It barely registers on the radar of financial chat shows, a blip amid the fantastic prognostications of pundits.
If you look carefully, however, you’ll find it: A steady, if unspectacular stream of recent news items that indicate the municipal bond market – bashed almost gleefully by doomsayers a little more than two years ago – is getting healthy.
Though they don’t make sensational headlines, there are numerous promising signs:
After cutting about 500,000 workers in the past five years, state and local governments are set to add employees this year, according to Bloomberg.
Expenditures and investment are expected to rise by 1.85% in 2013, three times the rate of last year.
Tax revenues of state governments have increased for 11 straight quarters, while local municipalities’ tax collections grew at 2.6% at the end of last year, the first increase in three years, according to Morningstar.
Analysts estimate new muni defaults amounted to $1.7 billion last year, down from $6.5 billion the previous year, a miniscule figure (less than a half of 1%) in the $3.7 trillion muni bond market.
Construction is up, home prices are on the rebound and state and local leaders have, for the most part, made significant gains in getting their fiscal affairs in order.
Even California, the state many referred to as a fiscal basket case, has a dramatically different outlook today than it did during the throes of the recession. Last week, the state sold $2.1 billion in general-obligation bonds, the first time it borrowed money since S&P raised its credit rating in January.
While the state raised yields on some longer-bond maturities to complete the sale, it’s been a remarkable turnaround.
“All factors considered, including investor sentiment that has become less accommodating to issuers in the last couple of weeks, we’re very pleased with the results,” a spokesman for Treasurer Bill Lockyer told Bloomberg. “We came into a tough market with a large amount of new supply and obtained a good result for taxpayers.”
As we previously pointed out (California’s Finances Riding a Wave), the state that once faced massive deficits now projects a small surplus.
It’s not all clear skies for state and local governments.

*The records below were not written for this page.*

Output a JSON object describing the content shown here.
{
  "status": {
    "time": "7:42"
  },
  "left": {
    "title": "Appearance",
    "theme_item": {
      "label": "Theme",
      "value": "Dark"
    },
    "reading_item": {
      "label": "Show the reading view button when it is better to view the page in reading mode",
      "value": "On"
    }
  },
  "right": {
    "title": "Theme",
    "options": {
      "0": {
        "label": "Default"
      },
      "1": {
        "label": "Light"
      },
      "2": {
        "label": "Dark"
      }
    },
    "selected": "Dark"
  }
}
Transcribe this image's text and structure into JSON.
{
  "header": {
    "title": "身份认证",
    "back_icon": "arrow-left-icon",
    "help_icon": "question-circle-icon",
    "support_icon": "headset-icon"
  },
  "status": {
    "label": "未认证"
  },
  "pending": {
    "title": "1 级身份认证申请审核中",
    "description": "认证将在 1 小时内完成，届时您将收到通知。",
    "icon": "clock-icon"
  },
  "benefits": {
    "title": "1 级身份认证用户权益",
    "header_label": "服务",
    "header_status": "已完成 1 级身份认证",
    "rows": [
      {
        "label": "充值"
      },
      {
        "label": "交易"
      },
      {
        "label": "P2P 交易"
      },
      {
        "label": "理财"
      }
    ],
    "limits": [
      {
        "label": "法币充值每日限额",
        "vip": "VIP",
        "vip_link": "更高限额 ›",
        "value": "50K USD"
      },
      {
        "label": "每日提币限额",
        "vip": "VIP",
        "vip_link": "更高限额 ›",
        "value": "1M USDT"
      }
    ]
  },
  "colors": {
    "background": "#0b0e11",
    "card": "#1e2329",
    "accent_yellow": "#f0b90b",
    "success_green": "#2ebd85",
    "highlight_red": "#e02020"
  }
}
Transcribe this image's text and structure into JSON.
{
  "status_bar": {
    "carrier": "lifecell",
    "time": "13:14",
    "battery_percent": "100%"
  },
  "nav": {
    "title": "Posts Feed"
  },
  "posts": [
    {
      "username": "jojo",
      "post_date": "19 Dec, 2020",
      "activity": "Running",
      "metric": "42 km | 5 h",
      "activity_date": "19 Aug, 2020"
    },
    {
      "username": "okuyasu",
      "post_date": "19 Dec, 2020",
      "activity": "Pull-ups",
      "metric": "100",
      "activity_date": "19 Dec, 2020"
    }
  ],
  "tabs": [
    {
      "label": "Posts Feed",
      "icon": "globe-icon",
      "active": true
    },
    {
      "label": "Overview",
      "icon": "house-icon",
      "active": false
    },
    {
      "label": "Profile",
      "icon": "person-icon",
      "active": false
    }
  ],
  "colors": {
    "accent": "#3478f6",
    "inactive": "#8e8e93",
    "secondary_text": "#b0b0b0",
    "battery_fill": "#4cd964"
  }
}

Many still face underfunded pension obligations. Health-care costs may rise and there is a threat of cuts in federal aid. Rating agencies are expected to downgrade a number of issuers this year, and some efforts aimed at reducing or eliminating the tax benefit of municipal bonds remain.

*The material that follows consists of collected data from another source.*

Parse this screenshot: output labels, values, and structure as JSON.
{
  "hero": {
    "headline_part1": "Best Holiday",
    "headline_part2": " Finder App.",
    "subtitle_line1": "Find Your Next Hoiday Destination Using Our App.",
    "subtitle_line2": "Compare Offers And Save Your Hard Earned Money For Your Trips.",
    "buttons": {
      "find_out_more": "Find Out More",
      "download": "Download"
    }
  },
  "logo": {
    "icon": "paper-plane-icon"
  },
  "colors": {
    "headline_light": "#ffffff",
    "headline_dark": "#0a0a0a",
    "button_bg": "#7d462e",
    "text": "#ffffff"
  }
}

Nevertheless, muni investors have plenty to cheer about – and they’re showing it in their healthy appetite for bonds.
Officials have shown the willingness and possess the tools necessary to tackle seemingly intractable financial difficulties. Significant threats to the current status of munis seem to have abated. An increasingly loud and influential consensus of budget officials from across the nation has emerged, warning that altering the muni-bond tax exemption would threaten the country’s nascent economic recovery.
It doesn’t make for dynamic television, but there is good news for investors focused on generating tax-free income. The market that lacks the pizzazz necessary for a good televised debate is returning to its staid, dependable ways. Just the way we like it.